Passarono le settimane. Ogni tanto chiamavo mamma per sapere come stava. «Tutto bene, Lucia cara. Grazie ancora per l’aiuto.» Ma la sua voce era sempre più distante, come se qualcosa la tormentasse.
Un sabato di ottobre decisi di andare a trovarla senza avvisare. Arrivai a San Donato nel primo pomeriggio; il paese era silenzioso, le strade deserte. La casa di mamma sembrava ancora più grande e vuota del solito.
Suonai il campanello. Nessuna risposta. Provai ad aprire: la porta era socchiusa.
«Mamma?»
Entrai in cucina. Sul tavolo c’erano due tazze da caffè e un piatto con dei biscotti mezzi mangiati. Sentii delle voci provenire dal salotto.
Mi avvicinai piano. La porta era socchiusa e vidi mamma seduta sul divano accanto a un uomo.

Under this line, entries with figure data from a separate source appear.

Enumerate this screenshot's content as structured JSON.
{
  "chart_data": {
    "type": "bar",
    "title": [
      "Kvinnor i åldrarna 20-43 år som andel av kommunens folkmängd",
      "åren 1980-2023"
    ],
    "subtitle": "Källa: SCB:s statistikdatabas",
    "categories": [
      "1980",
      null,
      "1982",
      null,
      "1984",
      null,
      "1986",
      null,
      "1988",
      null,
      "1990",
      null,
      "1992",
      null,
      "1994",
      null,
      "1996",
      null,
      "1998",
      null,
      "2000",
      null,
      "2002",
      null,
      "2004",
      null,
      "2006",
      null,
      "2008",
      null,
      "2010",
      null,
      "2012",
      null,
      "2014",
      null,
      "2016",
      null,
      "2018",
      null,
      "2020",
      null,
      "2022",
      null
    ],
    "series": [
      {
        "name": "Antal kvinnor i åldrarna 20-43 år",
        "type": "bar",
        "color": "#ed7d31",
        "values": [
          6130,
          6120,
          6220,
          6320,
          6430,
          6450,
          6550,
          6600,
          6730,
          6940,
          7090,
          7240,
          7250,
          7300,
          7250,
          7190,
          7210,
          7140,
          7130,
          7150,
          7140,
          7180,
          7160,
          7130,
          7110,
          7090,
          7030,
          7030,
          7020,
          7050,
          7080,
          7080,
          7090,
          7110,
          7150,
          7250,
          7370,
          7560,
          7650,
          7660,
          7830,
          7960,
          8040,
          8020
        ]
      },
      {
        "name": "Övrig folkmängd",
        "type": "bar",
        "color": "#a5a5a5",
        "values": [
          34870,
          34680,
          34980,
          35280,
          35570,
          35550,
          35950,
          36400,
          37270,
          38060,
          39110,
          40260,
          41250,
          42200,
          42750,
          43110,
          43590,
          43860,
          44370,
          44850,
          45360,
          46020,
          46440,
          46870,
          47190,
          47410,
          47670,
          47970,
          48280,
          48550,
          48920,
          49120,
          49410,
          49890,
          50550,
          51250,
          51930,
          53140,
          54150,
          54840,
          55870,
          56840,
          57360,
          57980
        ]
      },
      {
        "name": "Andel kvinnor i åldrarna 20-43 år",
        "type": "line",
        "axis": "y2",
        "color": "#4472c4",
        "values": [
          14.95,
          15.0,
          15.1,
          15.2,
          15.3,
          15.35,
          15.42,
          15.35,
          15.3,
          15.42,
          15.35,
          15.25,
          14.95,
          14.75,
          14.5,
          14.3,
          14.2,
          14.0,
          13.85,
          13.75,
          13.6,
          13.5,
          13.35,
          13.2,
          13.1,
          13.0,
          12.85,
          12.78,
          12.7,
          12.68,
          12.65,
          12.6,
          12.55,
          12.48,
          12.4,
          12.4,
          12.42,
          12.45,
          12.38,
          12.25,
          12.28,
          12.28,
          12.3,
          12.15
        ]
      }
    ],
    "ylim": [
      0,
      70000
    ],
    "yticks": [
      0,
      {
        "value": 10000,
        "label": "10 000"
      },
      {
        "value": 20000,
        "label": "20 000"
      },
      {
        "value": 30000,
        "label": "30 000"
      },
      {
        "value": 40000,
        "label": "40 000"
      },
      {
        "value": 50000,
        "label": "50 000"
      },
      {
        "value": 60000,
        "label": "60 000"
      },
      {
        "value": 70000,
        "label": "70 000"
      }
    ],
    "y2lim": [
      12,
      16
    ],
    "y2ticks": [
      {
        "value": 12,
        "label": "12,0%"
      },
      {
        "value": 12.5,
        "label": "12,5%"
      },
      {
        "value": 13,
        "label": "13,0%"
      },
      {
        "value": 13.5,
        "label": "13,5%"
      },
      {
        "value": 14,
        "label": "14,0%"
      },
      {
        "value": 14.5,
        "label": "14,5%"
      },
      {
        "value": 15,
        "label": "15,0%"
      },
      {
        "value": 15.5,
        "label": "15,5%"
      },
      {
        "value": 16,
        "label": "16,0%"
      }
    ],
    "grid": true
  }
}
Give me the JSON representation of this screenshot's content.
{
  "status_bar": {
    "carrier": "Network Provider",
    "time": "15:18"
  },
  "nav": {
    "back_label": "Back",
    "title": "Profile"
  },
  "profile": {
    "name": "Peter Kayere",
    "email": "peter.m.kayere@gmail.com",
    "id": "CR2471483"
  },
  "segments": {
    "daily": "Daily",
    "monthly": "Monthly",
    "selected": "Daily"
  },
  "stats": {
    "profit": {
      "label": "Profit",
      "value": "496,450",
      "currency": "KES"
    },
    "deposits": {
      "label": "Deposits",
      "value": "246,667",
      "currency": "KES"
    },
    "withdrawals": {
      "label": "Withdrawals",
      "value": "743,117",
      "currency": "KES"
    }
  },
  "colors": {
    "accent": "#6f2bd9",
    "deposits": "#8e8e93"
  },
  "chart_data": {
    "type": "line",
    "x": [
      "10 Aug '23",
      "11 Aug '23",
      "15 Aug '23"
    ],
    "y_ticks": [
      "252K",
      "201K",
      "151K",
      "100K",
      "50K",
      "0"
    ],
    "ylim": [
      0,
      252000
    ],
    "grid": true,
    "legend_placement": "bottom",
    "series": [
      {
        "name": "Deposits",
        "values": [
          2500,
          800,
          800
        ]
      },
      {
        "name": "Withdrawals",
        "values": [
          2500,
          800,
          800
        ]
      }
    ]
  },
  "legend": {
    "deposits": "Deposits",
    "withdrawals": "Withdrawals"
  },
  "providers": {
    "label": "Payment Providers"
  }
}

Non lo riconobbi subito: era Giovanni, il vicino di casa vedovo da anni.
«Non posso continuare così, Anna», diceva lui sottovoce. «Non voglio che le tue figlie pensino male di me.»

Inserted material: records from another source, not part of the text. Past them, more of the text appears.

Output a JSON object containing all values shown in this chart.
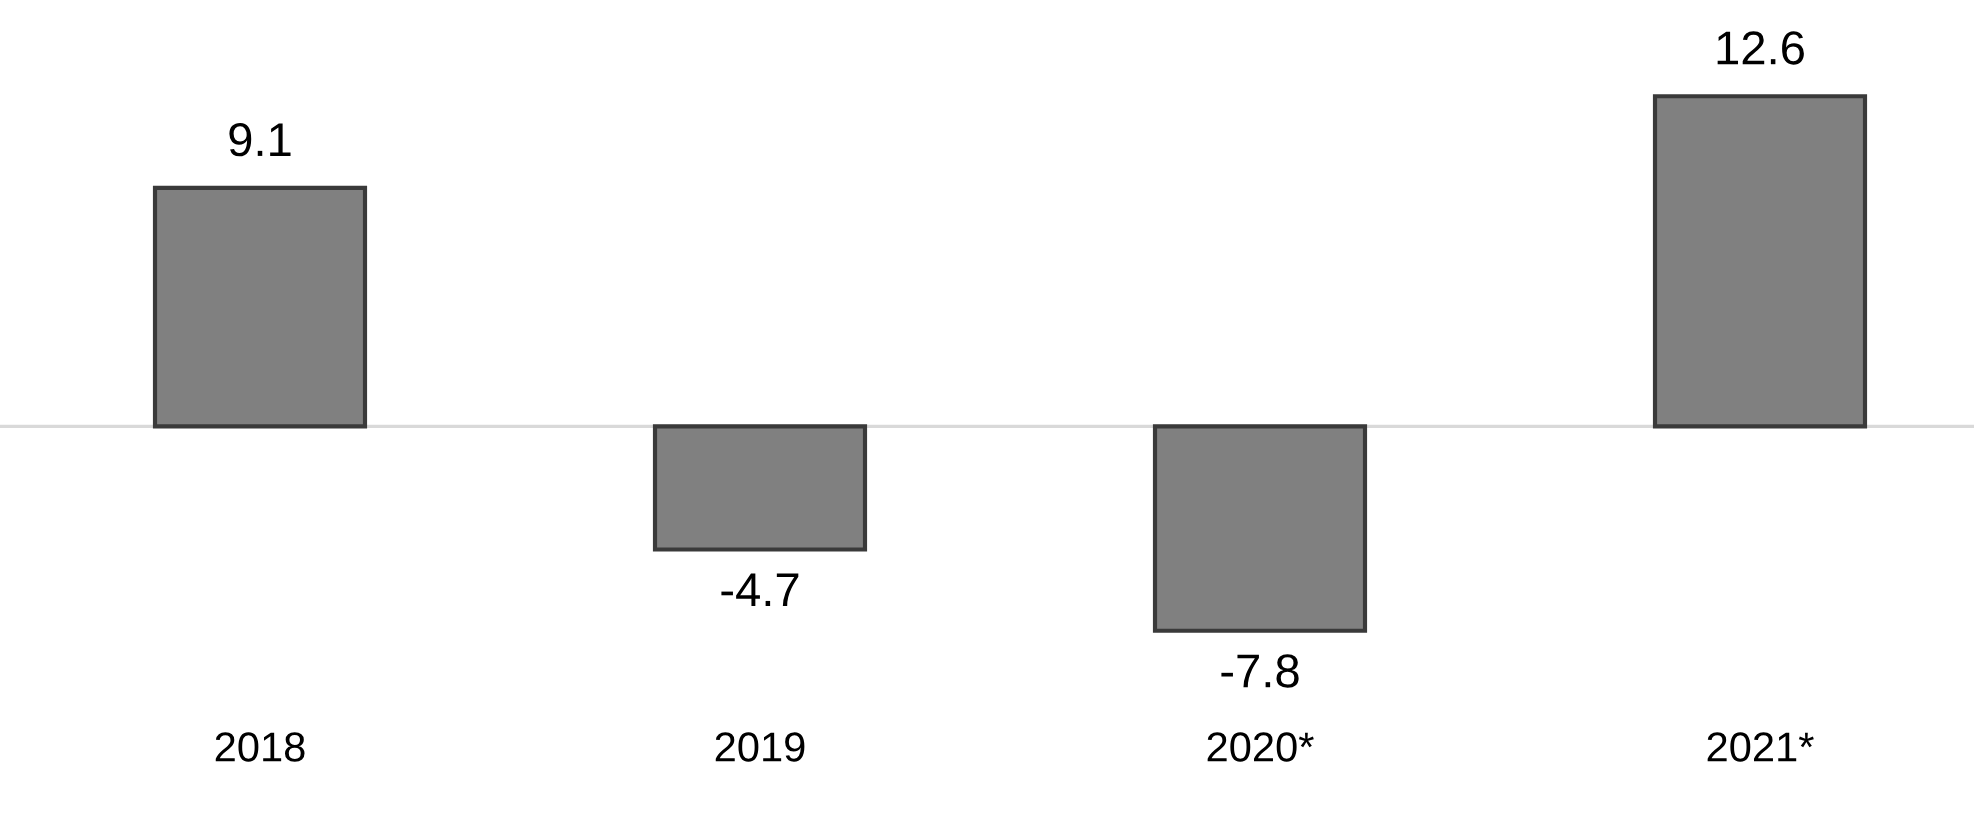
{
  "chart_data": {
    "type": "bar",
    "categories": [
      "2018",
      "2019",
      "2020*",
      "2021*"
    ],
    "values": [
      9.1,
      -4.7,
      -7.8,
      12.6
    ],
    "color": "#808080",
    "data_labels": true,
    "grid": false,
    "legend": false
  }
}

Mia madre abbassò lo sguardo. «Non capirebbero…»
Mi sentii gelare il sangue. Bussai piano alla porta.
Mamma si voltò di scatto, il viso pallido. «Lucia! Che sorpresa…»
Giovanni si alzò in piedi, imbarazzato. «Io… vado a casa.»
Restammo sole. Mamma fissava le mani tremanti.
«Vuoi spiegarmi cosa sta succedendo?»
Lei scoppiò a piangere. «Non volevo mentirvi… Ma dopo la morte di papà mi sono sentita morire anch’io. Giovanni mi ha aiutata tanto… E ora…»
Mi sedetti accanto a lei. «E i soldi per il riscaldamento?»
Mamma scosse la testa. «Non erano solo per quello… Ho aiutato Giovanni con alcune spese mediche. Sta male, non ha nessuno.»
Rimasi senza parole. Tutto quel tempo avevamo pensato che fosse lei ad aver bisogno, invece stava aiutando qualcun altro – e ci aveva mentito.
Tornai a Bologna sconvolta. Raccontai tutto a Chiara.
«Non ci posso credere!», urlò al telefono. «Ci ha preso in giro!»
«Non è così semplice…»
«No, Lucia! Non puoi sempre giustificarla!»
Le settimane successive furono un inferno. Io e Chiara litigavamo ogni giorno; mamma evitava le nostre chiamate.
A Natale decidemmo di affrontarla insieme.
Arrivammo a San Donato con i bambini e un panettone sotto braccio. Mamma ci accolse con un sorriso tirato.
«Dobbiamo parlare», disse Chiara appena entrata.
Ci sedemmo in cucina, come quando eravamo bambine.
«Perché ci hai mentito?», chiese Chiara con la voce rotta dalla rabbia.
Mamma abbassò lo sguardo. «Avevo paura che non capiste… Dopo la morte di vostro padre mi sono sentita inutile, vuota. Giovanni è stato l’unico a farmi sentire ancora viva.»
«E allora perché non ce l’hai detto?»
«Perché avevo paura di perdervi.»
Restammo in silenzio. Fu Marco a rompere il ghiaccio: «Forse dovremmo tutti imparare a parlare di più.»
Quella sera mangiammo insieme, ma l’atmosfera era tesa.
Nei mesi successivi cercammo di ricucire i rapporti. Non fu facile: la fiducia era stata tradita e le vecchie ferite – la morte di papà, i sacrifici fatti per crescere due figlie da sola – tornarono a sanguinare.
Un giorno andai da mamma da sola.
«Ti sei mai sentita così sola da fare cose che non avresti mai pensato?», mi chiese guardando fuori dalla finestra.
Non risposi subito. Pensai a tutte le volte in cui avevo nascosto i miei problemi per non pesare sugli altri.
Ora mi chiedo: quante volte giudichiamo chi amiamo senza sapere davvero cosa sta passando? E voi, riuscireste a perdonare una bugia nata dalla solitudine?